The “kids” in their program (adults in this pic bc this is of some their alumns on a retreat) go to school in Vegas as part of a special curriculum that teaches mindfulness, while stressing impt life skills; those not traditionally emphasized in our public schools. So many impressive alums in this group from Princeton, Georgetown, etc. doing incredible things in college & beyond.
I won’t call her out ;), but as we were sharing stories of our common challenges, one of the young women in this group made an incredible point (among the many made by the rest), that prompted me into this post.
She shared that she battled severe depression & anxiety for abt a yr, & to keep her busy, took up sewing & started to make stuffed animals. Jokingly she shared that these animals came out “wonky” bc of her concentration level (some w diff sized legs, arms, eyes in diff spots, ears asymmetrical, etc.). It occurred to her then, why don’t mass retailers sell what she ended up seeing as “cute & unique” looking animals, as opposed to the same-old, same-old? Wouldn’t those imperfections be a great lesson to teach our kids abt everyone being different & loving/appreciating the imperfections?

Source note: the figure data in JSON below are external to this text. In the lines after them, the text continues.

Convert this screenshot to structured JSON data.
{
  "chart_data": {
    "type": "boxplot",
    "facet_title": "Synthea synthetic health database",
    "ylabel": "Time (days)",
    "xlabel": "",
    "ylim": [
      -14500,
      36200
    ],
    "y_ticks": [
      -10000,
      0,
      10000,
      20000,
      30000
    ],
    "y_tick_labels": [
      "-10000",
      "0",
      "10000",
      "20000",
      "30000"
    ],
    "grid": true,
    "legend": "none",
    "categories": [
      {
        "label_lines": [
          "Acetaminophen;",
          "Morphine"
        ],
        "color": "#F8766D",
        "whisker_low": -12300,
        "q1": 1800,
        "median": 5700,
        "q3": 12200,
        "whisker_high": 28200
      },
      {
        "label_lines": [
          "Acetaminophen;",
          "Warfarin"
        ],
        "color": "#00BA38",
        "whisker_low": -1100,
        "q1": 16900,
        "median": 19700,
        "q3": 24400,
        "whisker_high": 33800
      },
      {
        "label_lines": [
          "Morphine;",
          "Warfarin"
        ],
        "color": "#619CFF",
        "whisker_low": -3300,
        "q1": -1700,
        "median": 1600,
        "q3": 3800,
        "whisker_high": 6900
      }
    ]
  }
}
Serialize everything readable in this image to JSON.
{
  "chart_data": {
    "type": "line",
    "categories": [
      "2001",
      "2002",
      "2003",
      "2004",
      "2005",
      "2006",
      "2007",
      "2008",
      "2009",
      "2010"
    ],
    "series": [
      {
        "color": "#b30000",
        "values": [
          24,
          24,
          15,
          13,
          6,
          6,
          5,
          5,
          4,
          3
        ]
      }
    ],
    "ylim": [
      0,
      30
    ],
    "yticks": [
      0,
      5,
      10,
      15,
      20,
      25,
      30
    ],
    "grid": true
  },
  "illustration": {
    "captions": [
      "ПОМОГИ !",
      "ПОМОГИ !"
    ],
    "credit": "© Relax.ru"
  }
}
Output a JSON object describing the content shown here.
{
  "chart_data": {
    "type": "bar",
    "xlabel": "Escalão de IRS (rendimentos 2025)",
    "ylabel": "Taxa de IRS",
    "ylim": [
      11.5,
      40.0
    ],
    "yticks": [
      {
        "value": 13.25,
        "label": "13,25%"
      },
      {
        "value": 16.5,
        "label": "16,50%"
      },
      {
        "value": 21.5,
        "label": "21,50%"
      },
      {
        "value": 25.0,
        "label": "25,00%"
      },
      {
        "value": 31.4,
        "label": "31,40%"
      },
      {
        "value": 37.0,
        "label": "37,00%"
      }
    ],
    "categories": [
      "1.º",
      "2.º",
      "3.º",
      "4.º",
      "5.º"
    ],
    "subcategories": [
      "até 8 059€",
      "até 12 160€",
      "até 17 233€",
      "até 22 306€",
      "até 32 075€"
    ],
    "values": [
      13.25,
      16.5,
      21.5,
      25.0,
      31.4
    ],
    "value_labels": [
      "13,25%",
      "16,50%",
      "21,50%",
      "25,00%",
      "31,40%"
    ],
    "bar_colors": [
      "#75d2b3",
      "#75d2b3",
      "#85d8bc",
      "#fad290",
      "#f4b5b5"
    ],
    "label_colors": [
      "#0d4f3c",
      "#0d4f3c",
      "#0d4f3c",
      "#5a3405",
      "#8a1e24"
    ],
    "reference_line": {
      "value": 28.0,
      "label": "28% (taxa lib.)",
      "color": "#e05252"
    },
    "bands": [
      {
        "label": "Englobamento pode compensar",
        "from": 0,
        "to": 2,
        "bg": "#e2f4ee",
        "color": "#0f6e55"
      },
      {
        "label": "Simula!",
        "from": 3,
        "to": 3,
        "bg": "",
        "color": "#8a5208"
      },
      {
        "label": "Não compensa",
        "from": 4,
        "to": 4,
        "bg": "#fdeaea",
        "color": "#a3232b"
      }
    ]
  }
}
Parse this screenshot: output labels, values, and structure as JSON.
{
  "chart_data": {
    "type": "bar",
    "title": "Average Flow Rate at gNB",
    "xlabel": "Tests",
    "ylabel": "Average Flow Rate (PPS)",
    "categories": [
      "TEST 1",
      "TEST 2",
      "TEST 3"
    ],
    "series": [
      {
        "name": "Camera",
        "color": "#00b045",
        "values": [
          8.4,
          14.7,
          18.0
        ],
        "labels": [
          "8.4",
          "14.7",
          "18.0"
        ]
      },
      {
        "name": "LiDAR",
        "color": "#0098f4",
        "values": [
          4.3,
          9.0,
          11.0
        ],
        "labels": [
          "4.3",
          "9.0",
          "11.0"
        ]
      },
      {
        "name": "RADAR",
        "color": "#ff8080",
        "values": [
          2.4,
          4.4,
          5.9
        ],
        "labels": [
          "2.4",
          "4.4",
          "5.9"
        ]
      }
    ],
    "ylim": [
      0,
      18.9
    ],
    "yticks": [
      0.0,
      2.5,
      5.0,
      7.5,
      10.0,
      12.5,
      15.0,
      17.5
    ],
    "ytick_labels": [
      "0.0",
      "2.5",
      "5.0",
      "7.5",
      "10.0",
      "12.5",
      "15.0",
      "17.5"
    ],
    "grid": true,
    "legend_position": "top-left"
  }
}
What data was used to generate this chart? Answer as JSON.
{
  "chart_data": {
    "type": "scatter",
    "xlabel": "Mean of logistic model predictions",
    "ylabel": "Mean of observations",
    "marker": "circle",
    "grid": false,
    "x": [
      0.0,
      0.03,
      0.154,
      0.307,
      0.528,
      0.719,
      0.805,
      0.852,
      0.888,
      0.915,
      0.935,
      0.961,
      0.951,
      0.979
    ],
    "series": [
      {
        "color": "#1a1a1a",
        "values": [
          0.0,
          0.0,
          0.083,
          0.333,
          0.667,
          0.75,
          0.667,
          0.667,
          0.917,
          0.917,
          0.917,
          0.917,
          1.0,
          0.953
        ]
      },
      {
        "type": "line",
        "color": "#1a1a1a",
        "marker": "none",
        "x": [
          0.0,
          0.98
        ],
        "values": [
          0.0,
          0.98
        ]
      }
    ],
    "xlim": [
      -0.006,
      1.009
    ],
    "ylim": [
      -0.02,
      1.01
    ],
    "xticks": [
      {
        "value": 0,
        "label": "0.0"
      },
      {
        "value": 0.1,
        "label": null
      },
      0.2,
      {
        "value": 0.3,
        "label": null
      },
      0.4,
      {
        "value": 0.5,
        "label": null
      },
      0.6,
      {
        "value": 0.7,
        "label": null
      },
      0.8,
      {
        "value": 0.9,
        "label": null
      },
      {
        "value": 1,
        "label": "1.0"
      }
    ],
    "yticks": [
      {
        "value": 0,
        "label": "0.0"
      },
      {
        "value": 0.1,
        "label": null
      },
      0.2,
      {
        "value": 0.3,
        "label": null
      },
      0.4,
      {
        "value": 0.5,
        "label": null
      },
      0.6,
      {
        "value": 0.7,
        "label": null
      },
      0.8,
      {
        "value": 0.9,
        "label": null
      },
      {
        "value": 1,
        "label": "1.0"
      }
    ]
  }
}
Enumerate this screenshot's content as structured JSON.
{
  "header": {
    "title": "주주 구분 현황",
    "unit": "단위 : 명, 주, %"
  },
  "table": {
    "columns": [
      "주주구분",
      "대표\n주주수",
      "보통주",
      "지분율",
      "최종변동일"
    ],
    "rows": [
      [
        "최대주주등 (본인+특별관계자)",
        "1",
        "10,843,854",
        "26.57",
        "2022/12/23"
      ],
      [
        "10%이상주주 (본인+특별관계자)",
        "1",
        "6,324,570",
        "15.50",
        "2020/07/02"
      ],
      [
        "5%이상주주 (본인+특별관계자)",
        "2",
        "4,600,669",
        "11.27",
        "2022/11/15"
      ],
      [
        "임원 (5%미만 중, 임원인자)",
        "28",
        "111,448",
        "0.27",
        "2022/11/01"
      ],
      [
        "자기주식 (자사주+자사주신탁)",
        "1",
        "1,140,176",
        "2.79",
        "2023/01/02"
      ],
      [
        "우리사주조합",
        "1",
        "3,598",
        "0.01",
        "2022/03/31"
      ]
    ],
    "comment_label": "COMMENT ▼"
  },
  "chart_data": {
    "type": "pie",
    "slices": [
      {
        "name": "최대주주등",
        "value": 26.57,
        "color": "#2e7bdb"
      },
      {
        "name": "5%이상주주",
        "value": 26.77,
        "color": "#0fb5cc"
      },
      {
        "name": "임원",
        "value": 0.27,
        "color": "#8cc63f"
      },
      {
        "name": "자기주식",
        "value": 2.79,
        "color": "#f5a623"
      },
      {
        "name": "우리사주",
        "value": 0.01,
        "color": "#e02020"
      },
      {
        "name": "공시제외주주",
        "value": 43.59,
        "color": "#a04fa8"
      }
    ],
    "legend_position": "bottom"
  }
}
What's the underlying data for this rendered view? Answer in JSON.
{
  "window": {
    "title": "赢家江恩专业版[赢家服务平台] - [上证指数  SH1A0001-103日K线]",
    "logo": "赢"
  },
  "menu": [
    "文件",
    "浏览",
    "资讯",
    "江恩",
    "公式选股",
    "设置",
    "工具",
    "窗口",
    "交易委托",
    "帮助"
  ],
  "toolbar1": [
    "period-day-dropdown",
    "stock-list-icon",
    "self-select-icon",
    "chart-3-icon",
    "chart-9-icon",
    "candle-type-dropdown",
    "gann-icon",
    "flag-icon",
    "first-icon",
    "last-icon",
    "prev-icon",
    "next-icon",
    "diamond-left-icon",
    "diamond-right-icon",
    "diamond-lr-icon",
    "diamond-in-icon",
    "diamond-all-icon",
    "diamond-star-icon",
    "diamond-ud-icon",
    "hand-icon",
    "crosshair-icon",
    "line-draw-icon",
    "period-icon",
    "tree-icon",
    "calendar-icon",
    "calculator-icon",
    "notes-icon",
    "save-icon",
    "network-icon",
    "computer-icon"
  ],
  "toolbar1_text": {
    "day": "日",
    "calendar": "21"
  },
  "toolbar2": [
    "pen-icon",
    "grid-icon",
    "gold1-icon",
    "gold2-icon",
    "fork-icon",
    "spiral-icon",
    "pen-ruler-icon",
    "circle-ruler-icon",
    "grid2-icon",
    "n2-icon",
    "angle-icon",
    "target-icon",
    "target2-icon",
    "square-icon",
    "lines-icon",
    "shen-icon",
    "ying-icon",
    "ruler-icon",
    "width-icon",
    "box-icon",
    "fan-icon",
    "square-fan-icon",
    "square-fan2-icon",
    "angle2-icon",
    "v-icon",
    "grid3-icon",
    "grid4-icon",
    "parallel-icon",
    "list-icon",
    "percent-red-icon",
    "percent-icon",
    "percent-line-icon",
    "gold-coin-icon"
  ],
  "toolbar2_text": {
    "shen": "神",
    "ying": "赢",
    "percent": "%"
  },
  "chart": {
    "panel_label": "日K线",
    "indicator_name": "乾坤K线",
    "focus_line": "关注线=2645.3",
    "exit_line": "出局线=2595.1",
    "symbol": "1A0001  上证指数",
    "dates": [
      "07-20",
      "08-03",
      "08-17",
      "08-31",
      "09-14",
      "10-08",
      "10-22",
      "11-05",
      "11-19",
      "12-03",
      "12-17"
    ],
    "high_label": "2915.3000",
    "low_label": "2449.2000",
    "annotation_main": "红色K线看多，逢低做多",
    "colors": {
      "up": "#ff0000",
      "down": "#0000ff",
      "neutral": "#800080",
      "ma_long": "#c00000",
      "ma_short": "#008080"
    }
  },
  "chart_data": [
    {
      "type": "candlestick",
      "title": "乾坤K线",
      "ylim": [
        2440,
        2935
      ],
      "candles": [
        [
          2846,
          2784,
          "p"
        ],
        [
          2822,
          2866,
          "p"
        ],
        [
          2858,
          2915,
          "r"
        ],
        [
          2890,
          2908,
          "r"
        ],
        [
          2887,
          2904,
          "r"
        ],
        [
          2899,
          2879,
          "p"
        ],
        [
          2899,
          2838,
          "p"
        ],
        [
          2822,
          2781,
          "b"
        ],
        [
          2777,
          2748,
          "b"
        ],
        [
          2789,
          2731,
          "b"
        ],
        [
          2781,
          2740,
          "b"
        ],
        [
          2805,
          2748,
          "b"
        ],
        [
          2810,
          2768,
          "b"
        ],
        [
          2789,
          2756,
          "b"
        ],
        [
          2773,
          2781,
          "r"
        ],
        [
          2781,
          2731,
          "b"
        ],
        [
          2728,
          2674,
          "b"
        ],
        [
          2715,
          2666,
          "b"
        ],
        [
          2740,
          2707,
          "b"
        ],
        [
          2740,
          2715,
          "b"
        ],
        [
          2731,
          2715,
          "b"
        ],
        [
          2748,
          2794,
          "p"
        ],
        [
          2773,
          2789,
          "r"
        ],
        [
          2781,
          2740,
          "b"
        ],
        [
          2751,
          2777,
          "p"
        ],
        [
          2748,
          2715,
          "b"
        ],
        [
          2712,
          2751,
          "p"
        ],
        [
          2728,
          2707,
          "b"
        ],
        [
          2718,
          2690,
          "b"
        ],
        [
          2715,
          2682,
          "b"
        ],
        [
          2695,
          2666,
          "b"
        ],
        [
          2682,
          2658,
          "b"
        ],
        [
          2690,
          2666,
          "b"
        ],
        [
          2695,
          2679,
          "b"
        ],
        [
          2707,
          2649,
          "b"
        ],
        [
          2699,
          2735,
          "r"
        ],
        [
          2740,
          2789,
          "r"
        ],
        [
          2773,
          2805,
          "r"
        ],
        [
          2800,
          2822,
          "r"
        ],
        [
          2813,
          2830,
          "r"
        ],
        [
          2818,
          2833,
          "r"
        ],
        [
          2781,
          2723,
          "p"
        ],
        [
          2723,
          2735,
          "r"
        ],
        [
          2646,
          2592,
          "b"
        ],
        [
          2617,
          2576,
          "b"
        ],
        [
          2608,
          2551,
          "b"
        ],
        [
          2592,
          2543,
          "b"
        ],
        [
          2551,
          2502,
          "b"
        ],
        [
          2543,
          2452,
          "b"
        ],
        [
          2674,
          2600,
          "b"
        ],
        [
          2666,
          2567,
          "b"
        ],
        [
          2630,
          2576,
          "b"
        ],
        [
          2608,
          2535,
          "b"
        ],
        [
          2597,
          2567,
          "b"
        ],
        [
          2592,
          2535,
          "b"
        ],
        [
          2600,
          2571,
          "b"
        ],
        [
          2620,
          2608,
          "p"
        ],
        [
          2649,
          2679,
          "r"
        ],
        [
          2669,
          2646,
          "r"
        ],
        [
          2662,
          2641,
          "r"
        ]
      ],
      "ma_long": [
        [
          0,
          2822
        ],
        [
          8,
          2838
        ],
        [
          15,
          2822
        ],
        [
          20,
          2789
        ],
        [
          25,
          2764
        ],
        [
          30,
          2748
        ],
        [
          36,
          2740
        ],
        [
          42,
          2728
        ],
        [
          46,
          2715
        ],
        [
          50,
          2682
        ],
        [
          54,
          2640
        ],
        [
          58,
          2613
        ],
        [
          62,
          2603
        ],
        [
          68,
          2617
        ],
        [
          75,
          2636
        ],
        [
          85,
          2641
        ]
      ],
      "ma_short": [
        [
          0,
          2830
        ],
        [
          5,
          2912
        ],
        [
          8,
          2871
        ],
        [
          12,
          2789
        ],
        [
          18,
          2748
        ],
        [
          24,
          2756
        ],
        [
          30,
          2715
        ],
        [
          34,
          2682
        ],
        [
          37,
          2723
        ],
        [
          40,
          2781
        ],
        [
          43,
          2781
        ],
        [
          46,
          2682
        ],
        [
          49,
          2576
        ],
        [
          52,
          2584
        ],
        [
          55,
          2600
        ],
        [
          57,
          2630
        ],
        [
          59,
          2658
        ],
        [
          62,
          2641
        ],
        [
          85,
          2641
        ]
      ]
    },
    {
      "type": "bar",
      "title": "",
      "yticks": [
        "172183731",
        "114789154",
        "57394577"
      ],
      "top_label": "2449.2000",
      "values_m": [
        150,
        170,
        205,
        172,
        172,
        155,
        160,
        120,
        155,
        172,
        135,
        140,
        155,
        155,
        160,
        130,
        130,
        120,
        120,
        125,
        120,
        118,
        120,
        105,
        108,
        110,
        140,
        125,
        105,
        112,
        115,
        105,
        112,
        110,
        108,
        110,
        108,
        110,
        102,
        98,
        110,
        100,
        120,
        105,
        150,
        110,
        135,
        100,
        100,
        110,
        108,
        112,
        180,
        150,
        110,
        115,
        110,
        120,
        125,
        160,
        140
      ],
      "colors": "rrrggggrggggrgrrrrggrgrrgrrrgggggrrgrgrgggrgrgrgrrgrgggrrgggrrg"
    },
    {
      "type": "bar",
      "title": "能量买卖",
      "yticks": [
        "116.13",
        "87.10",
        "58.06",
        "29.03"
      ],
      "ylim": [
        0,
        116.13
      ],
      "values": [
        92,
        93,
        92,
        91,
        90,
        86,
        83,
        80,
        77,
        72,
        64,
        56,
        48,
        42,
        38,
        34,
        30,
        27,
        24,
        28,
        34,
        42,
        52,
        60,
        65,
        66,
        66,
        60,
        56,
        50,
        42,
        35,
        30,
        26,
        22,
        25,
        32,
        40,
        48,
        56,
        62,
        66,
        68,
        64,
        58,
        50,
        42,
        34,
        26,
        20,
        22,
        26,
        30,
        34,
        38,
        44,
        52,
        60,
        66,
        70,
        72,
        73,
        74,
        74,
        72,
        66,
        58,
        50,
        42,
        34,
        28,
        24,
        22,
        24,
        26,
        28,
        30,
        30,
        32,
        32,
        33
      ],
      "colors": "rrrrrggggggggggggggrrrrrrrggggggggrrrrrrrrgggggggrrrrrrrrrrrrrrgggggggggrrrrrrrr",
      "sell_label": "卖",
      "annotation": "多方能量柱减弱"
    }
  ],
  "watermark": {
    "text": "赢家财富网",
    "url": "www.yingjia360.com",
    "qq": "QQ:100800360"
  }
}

It got me thinking to dolls when I grew up. I’m not afraid to mention I got on the Cabbage Patch Dolls craze as a toddler. Then the Pound Puppies. After I “matured” it became Beanie Babies & American Girl Dolls.
I googled: imperfect dolls/stuffed animals. There have been some efforts – a doll called Etsy. Barbie attempted an “non-traditional” looking Barbie. But…even in thinking back to Pound Puppies (dogs from the POUND), other than a diff spot or color here/there, they were virtually all the same perfect proportion of cuteness.
I’m not a merchandiser. But coming off of news of a 9 yr old’s suicide from bullying…maybe there’s a lot we can learn from dolls/animals alone abt how we teach our kids to treat the differences we see in each other.